Sensornetz und Messungen
NASA hat in der äthiopischen Hauptstadt Addis Ababa ein Netzwerk von zehn MAIA‑Sensoren (Multi‑Angle Imager for Aerosols) installiert, um die Konzentration von Feinstaub (PM2.5) zu messen. Die Sensoren erfassen Partikel mit einem Durchmesser von höchstens 2,5 µm und haben über einen Zeitraum von drei Jahren kontinuierlich Daten geliefert.

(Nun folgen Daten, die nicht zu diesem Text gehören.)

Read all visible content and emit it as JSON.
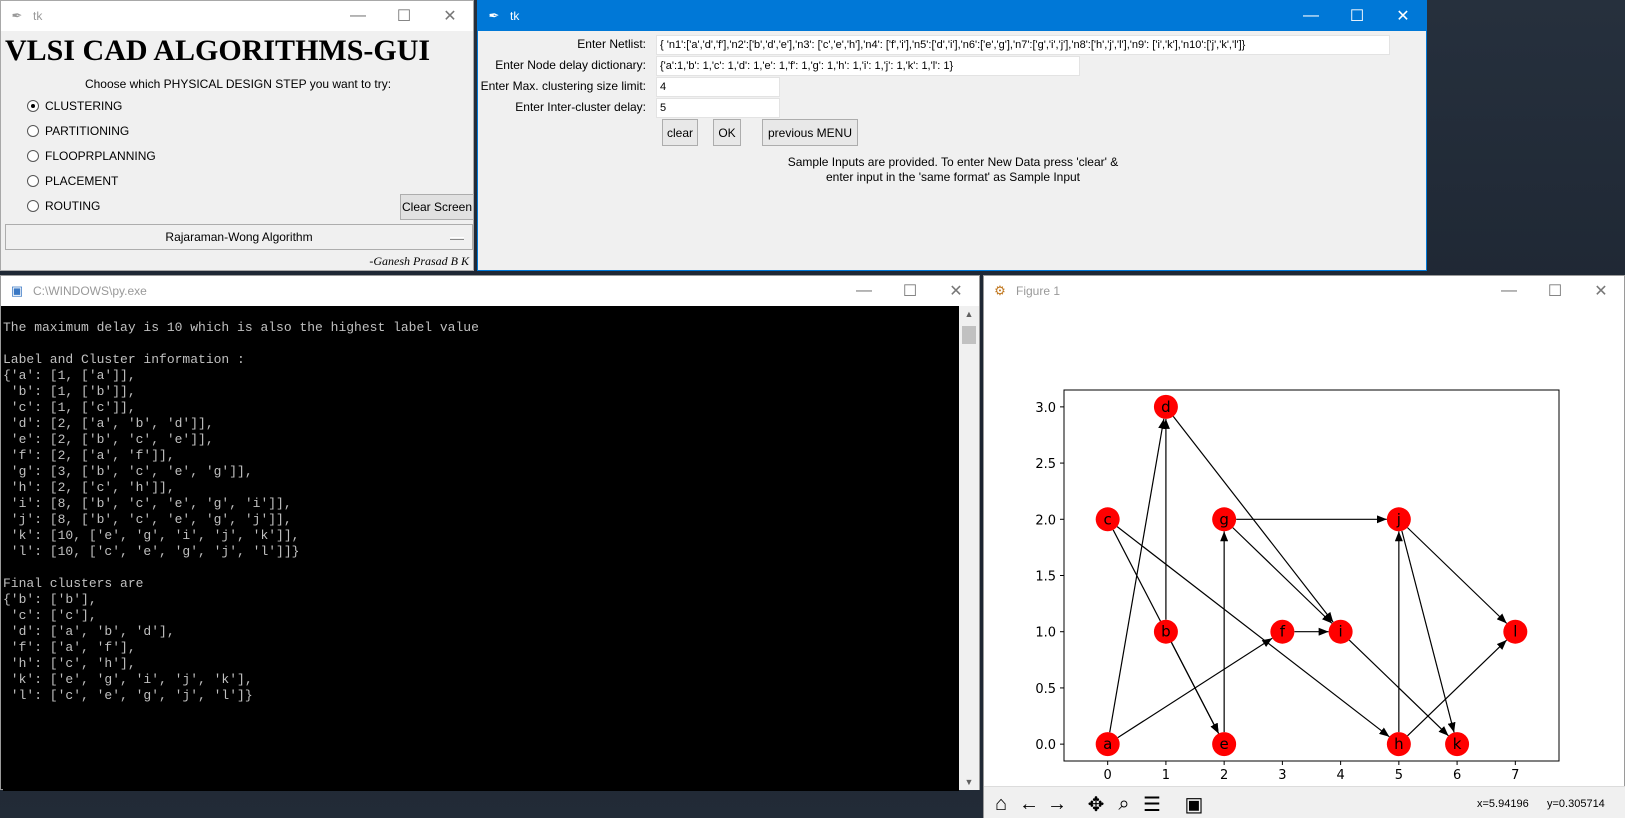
{
  "main_gui": {
    "window_title": "tk",
    "heading": "VLSI CAD ALGORITHMS-GUI",
    "prompt": "Choose which PHYSICAL DESIGN STEP you want to try:",
    "steps": [
      {
        "label": "CLUSTERING",
        "selected": true
      },
      {
        "label": "PARTITIONING",
        "selected": false
      },
      {
        "label": "FLOOPRPLANNING",
        "selected": false
      },
      {
        "label": "PLACEMENT",
        "selected": false
      },
      {
        "label": "ROUTING",
        "selected": false
      }
    ],
    "clear_screen_label": "Clear Screen",
    "algorithm_selected": "Rajaraman-Wong Algorithm",
    "author": "-Ganesh Prasad B K"
  },
  "input_form": {
    "window_title": "tk",
    "netlist_label": "Enter Netlist:",
    "netlist_value": "{ 'n1':['a','d','f'],'n2':['b','d','e'],'n3': ['c','e','h'],'n4': ['f','i'],'n5':['d','i'],'n6':['e','g'],'n7':['g','i','j'],'n8':['h','j','l'],'n9': ['i','k'],'n10':['j','k','l']}",
    "delay_label": "Enter Node delay dictionary:",
    "delay_value": "{'a':1,'b': 1,'c': 1,'d': 1,'e': 1,'f': 1,'g': 1,'h': 1,'i': 1,'j': 1,'k': 1,'l': 1}",
    "cluster_size_label": "Enter Max. clustering size limit:",
    "cluster_size_value": "4",
    "inter_delay_label": "Enter Inter-cluster delay:",
    "inter_delay_value": "5",
    "clear_label": "clear",
    "ok_label": "OK",
    "prev_menu_label": "previous MENU",
    "note_line1": "Sample Inputs are provided. To enter New Data press 'clear' &",
    "note_line2": "enter input in the 'same format' as Sample Input"
  },
  "console": {
    "window_title": "C:\\WINDOWS\\py.exe",
    "lines": [
      "The maximum delay is 10 which is also the highest label value",
      "",
      "Label and Cluster information :",
      "{'a': [1, ['a']],",
      " 'b': [1, ['b']],",
      " 'c': [1, ['c']],",
      " 'd': [2, ['a', 'b', 'd']],",
      " 'e': [2, ['b', 'c', 'e']],",
      " 'f': [2, ['a', 'f']],",
      " 'g': [3, ['b', 'c', 'e', 'g']],",
      " 'h': [2, ['c', 'h']],",
      " 'i': [8, ['b', 'c', 'e', 'g', 'i']],",
      " 'j': [8, ['b', 'c', 'e', 'g', 'j']],",
      " 'k': [10, ['e', 'g', 'i', 'j', 'k']],",
      " 'l': [10, ['c', 'e', 'g', 'j', 'l']]}",
      "",
      "Final clusters are",
      "{'b': ['b'],",
      " 'c': ['c'],",
      " 'd': ['a', 'b', 'd'],",
      " 'f': ['a', 'f'],",
      " 'h': ['c', 'h'],",
      " 'k': ['e', 'g', 'i', 'j', 'k'],",
      " 'l': ['c', 'e', 'g', 'j', 'l']}"
    ]
  },
  "figure": {
    "window_title": "Figure 1",
    "coord_x": "x=5.94196",
    "coord_y": "y=0.305714",
    "toolbar_icons": [
      "home-icon",
      "back-icon",
      "forward-icon",
      "pan-icon",
      "zoom-icon",
      "subplots-icon",
      "save-icon"
    ]
  },
  "chart_data": {
    "type": "scatter",
    "subtype": "directed-graph",
    "xlim": [
      -0.75,
      7.75
    ],
    "ylim": [
      -0.15,
      3.15
    ],
    "xticks": [
      "0",
      "1",
      "2",
      "3",
      "4",
      "5",
      "6",
      "7"
    ],
    "yticks": [
      "0.0",
      "0.5",
      "1.0",
      "1.5",
      "2.0",
      "2.5",
      "3.0"
    ],
    "grid": false,
    "node_color": "#ff0000",
    "nodes": [
      {
        "id": "a",
        "x": 0,
        "y": 0
      },
      {
        "id": "b",
        "x": 1,
        "y": 1
      },
      {
        "id": "c",
        "x": 0,
        "y": 2
      },
      {
        "id": "d",
        "x": 1,
        "y": 3
      },
      {
        "id": "e",
        "x": 2,
        "y": 0
      },
      {
        "id": "f",
        "x": 3,
        "y": 1
      },
      {
        "id": "g",
        "x": 2,
        "y": 2
      },
      {
        "id": "h",
        "x": 5,
        "y": 0
      },
      {
        "id": "i",
        "x": 4,
        "y": 1
      },
      {
        "id": "j",
        "x": 5,
        "y": 2
      },
      {
        "id": "k",
        "x": 6,
        "y": 0
      },
      {
        "id": "l",
        "x": 7,
        "y": 1
      }
    ],
    "edges": [
      [
        "a",
        "d"
      ],
      [
        "a",
        "f"
      ],
      [
        "b",
        "d"
      ],
      [
        "b",
        "e"
      ],
      [
        "c",
        "e"
      ],
      [
        "c",
        "h"
      ],
      [
        "d",
        "i"
      ],
      [
        "e",
        "g"
      ],
      [
        "f",
        "i"
      ],
      [
        "g",
        "i"
      ],
      [
        "g",
        "j"
      ],
      [
        "h",
        "j"
      ],
      [
        "h",
        "l"
      ],
      [
        "i",
        "k"
      ],
      [
        "j",
        "k"
      ],
      [
        "j",
        "l"
      ]
    ]
  }
}
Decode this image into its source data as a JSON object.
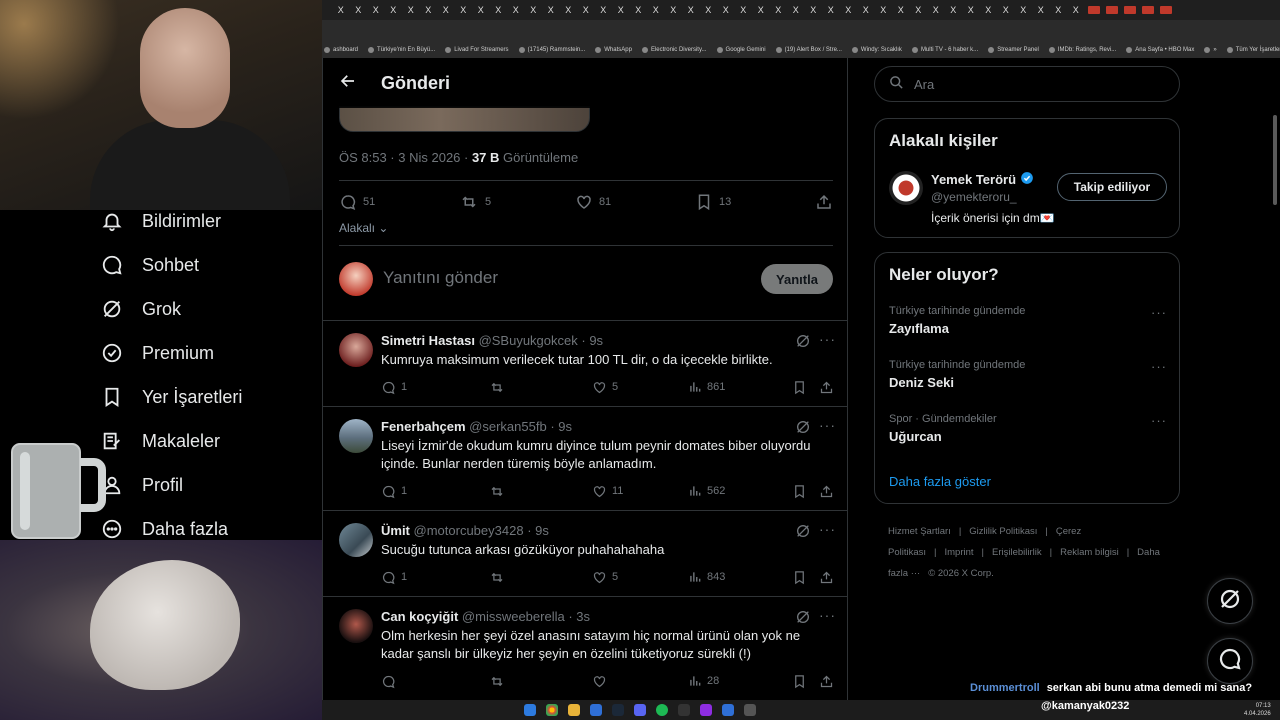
{
  "browser": {
    "tab_glyph": "X",
    "bookmarks": [
      "ashboard",
      "Türkiye'nin En Büyü...",
      "Livad For Streamers",
      "(17145) Rammstein...",
      "WhatsApp",
      "Electronic Diversity...",
      "Google Gemini",
      "(19) Alert Box / Stre...",
      "Windy: Sıcaklık",
      "Multi TV - 6 haber k...",
      "Streamer Panel",
      "IMDb: Ratings, Revi...",
      "Ana Sayfa • HBO Max",
      "»",
      "Tüm Yer İşaretleri"
    ]
  },
  "sidebar": {
    "items": [
      {
        "label": "Bildirimler",
        "icon": "bell-icon"
      },
      {
        "label": "Sohbet",
        "icon": "chat-icon"
      },
      {
        "label": "Grok",
        "icon": "grok-icon"
      },
      {
        "label": "Premium",
        "icon": "verified-icon"
      },
      {
        "label": "Yer İşaretleri",
        "icon": "bookmark-icon"
      },
      {
        "label": "Makaleler",
        "icon": "article-icon"
      },
      {
        "label": "Profil",
        "icon": "person-icon"
      },
      {
        "label": "Daha fazla",
        "icon": "more-circle-icon"
      }
    ]
  },
  "post": {
    "header_title": "Gönderi",
    "time": "ÖS 8:53 · 3 Nis 2026 · ",
    "views_count": "37 B",
    "views_label": " Görüntüleme",
    "replies": "51",
    "reposts": "5",
    "likes": "81",
    "bookmarks": "13",
    "related_label": "Alakalı",
    "reply_placeholder": "Yanıtını gönder",
    "reply_button": "Yanıtla"
  },
  "replies": [
    {
      "name": "Simetri Hastası",
      "handle": "@SBuyukgokcek",
      "time": "· 9s",
      "text": "Kumruya maksimum verilecek tutar 100 TL dir, o da içecekle birlikte.",
      "replies": "1",
      "reposts": "",
      "likes": "5",
      "views": "861"
    },
    {
      "name": "Fenerbahçem",
      "handle": "@serkan55fb",
      "time": "· 9s",
      "text": "Liseyi İzmir'de okudum kumru diyince tulum peynir domates biber oluyordu içinde. Bunlar nerden türemiş böyle anlamadım.",
      "replies": "1",
      "reposts": "",
      "likes": "11",
      "views": "562"
    },
    {
      "name": "Ümit",
      "handle": "@motorcubey3428",
      "time": "· 9s",
      "text": "Sucuğu tutunca arkası gözüküyor puhahahahaha",
      "replies": "1",
      "reposts": "",
      "likes": "5",
      "views": "843"
    },
    {
      "name": "Can koçyiğit",
      "handle": "@missweeberella",
      "time": "· 3s",
      "text": "Olm herkesin her şeyi özel anasını satayım hiç normal ürünü olan yok ne kadar şanslı bir ülkeyiz her şeyin en özelini tüketiyoruz sürekli (!)",
      "replies": "",
      "reposts": "",
      "likes": "",
      "views": "28"
    }
  ],
  "right": {
    "search_placeholder": "Ara",
    "people_title": "Alakalı kişiler",
    "person_name": "Yemek Terörü",
    "person_handle": "@yemekteroru_",
    "person_bio": "İçerik önerisi için dm💌",
    "follow_label": "Takip ediliyor",
    "trends_title": "Neler oluyor?",
    "trends": [
      {
        "context": "Türkiye tarihinde gündemde",
        "topic": "Zayıflama"
      },
      {
        "context": "Türkiye tarihinde gündemde",
        "topic": "Deniz Seki"
      },
      {
        "context": "Spor · Gündemdekiler",
        "topic": "Uğurcan"
      }
    ],
    "show_more": "Daha fazla göster",
    "footer": [
      "Hizmet Şartları",
      "|",
      "Gizlilik Politikası",
      "|",
      "Çerez Politikası",
      "|",
      "Imprint",
      "|",
      "Erişilebilirlik",
      "|",
      "Reklam bilgisi",
      "|",
      "Daha fazla ···",
      "© 2026 X Corp."
    ]
  },
  "chat": [
    {
      "user": "Drummertroll",
      "message": "serkan abi bunu atma demedi mi sana?"
    },
    {
      "user": "",
      "message": "@kamanyak0232"
    }
  ],
  "taskbar": {
    "time": "07:13",
    "date": "4.04.2026"
  },
  "colors": {
    "accent": "#1d9bf0",
    "border": "#2f3336",
    "muted": "#71767b",
    "reply_button": "#787a7a"
  }
}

Ergebnisse und Gesundheitsrelevanz
Die Messungen zeigen, dass die PM2.5‑Konzentration an den überwachten Standorten zwischen 20 µg/m³ und 40 µg/m³ variiert. Der dunkelrote Bereich der Karte steht für die schlechteste Luftqualität. In Addis Ababa entsteht ein erheblicher Teil des schwarzen Kohlenstoffs – ein wichtiger Bestandteil von PM2.5 – durch Diesel‑Fahrzeuge, offene Feuer und weitere Verbrennungsquellen. Wissenschaftler verweisen darauf, dass solche Schadstoffe mit niedrigem Geburtsgewicht, beeinträchtigter Gehirnentwicklung, Atemwegserkrankungen und vorzeitiger Sterblichkeit in Verbindung gebracht werden können.
Temporale Muster
Die Daten verdeutlichen, dass die Luftverschmutzung im Tagesverlauf schwankt: Während der Hauptverkehrszeiten treten deutliche Spitzen auf, ebenso wie während festlicher Anlässe, wenn zusätzliche Verbrennungen stattfinden. Saisonale Unterschiede lassen sich ebenfalls beobachten, wobei trockene Perioden höhere Werte aufweisen.
Globale Bedeutung
Die Erkenntnisse aus Addis Ababa werden als Referenz für Städte weltweit herangezogen, darunter mehrere Metropolregionen in den Vereinigten Staaten. Durch den Vergleich mit Messungen in Los Angeles, Atlanta und Boston sollen Strategien zur Emissionsreduktion entwickelt werden.
MAIA‑Mission im Überblick
Die MAIA‑Mission kombiniert das bodengebundene Sensornetz mit einem Weltraumbeobachter. Die zugehörige Kamera, die am Jet Propulsion Laboratory (JPL) entwickelt wurde, wird voraussichtlich von der italienischen Raumfahrtagentur ASI auf einem Satelliten ab Ende 2027 gestartet. Sie ist in der Lage, unterschiedliche PM2.5‑Aerosole anhand ihrer Lichtreflexion zu unterscheiden und so großflächige Konzentrationskarten zu erzeugen.
Ausblick
Forscher planen, die gesammelten Daten weiter auszuwerten, um langfristige Trends zu identifizieren und Handlungsempfehlungen für städtische Luftreinhalteprogramme zu formulieren. Die Kombination aus bodengebundenen Messungen und Satellitenbeobachtung soll künftig eine noch präzisere Überwachung der Luftqualität ermöglichen.